If the city implements the proposals delivered before retirees at the town hall meeting—suspending COLAs, moving retirees over 65 onto Medicare and putting retirees under 65 onto a healthcare plan that requires a 20 percent co-share—the city will save $28 million, in addition to the $7.1 million being asked of tax-exempts. However, a state judge recently blocked the city’s attempt to move retirees over age 65 onto Medicare, and Taveras says he expects the other changes he proposed to undergo a similar analysis if they are challenged in court.

 

While the mayor admits that asking retirees for concessions is “not fair,” he also recently accused them of “hiding behind decades‐old contracts” and avoiding shared sacrifice.
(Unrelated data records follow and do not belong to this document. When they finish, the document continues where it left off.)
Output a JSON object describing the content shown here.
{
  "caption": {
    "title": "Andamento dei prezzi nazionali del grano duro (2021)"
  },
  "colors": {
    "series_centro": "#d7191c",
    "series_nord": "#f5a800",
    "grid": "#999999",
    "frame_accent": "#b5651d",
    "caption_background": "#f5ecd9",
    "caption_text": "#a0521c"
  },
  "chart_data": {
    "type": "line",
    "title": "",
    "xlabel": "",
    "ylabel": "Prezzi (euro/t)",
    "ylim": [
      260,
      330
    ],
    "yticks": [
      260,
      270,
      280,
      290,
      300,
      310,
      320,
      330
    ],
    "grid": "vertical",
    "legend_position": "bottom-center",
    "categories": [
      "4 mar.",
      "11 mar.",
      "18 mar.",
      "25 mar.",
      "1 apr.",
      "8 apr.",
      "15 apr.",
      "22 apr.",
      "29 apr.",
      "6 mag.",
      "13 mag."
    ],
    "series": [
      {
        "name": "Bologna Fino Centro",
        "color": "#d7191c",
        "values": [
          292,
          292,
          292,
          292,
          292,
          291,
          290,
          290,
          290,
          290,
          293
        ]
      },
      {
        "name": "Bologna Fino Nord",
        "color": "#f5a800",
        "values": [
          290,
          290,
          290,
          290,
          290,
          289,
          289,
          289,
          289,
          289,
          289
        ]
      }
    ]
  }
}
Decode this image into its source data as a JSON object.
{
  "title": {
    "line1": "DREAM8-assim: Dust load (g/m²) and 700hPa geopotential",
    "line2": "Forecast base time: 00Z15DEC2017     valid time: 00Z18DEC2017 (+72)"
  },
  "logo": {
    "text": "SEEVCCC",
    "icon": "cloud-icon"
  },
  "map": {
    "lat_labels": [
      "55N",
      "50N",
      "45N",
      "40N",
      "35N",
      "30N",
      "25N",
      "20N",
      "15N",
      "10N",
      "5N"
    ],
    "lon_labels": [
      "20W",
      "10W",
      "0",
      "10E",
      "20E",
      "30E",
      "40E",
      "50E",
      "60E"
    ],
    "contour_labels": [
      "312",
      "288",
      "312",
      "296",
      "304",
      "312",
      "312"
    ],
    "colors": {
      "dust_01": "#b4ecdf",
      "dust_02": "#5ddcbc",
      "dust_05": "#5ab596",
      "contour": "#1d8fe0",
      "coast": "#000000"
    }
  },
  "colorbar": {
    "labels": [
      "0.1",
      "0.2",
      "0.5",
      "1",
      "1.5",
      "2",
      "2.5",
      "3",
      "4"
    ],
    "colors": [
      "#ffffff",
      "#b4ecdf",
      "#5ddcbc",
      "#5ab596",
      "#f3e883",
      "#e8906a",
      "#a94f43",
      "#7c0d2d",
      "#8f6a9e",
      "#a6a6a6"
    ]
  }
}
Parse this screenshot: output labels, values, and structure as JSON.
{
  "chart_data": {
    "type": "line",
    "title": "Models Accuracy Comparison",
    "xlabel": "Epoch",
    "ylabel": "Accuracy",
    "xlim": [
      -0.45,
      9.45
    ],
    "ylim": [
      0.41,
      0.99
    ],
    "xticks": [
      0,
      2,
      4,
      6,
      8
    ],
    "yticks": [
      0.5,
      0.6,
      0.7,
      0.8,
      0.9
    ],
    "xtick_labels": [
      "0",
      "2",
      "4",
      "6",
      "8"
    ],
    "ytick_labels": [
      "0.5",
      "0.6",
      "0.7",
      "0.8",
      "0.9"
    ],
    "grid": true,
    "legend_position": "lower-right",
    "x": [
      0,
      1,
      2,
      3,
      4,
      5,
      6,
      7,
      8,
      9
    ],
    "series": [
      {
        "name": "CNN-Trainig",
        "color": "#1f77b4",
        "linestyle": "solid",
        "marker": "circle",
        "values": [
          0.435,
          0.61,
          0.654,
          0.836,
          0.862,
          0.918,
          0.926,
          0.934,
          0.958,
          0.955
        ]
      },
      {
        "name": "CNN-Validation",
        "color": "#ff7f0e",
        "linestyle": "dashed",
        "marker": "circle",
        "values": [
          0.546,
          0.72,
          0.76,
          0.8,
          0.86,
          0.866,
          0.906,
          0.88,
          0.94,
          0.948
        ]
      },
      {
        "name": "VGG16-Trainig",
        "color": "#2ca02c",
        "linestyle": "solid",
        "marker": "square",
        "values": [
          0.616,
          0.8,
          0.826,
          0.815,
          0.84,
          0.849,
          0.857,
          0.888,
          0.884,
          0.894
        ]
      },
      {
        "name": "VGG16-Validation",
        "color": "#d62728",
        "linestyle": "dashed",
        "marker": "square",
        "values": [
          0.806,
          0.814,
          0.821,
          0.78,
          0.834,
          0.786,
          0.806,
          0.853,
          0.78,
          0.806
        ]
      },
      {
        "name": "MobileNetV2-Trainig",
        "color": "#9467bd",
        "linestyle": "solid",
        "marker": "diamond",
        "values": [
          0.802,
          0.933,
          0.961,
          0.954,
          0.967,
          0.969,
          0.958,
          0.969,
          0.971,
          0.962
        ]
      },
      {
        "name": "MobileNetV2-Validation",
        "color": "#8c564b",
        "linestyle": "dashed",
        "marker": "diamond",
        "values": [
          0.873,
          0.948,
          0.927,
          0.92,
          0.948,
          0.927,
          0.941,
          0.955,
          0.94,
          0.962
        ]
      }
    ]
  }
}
The latter, says Paul Doughty, president of the Providence firefighter’s union, sends a dangerous message: “If we don’t have the protection of contracts [that] mean something, really our word as people amongst each other doesn’t exist. It’s the foundation of this government—particularly of a capitalist economy—that our word has to mean something.”

 

Like many other cities, Providence was hit hard by the housing crisis and recession, which slowed the economy and reduced tax revenue. But factors unique to Providence have contributed to the city’s budget shortfall, as well. While property taxes, for example, are a primary source of revenue, about half of the city’s land cannot be taxed because it is owned by tax-exempt institutions, like Brown University, Providence College and Rhode Island Hospital. Additionally, Providence has $828 million in long-term, unfunded pension liabilities due in part to agreements made in the 1980s and ’90s, which included guaranteed 5 and 6 percent COLAs and a reduction in the minimum amount of service required for retirement.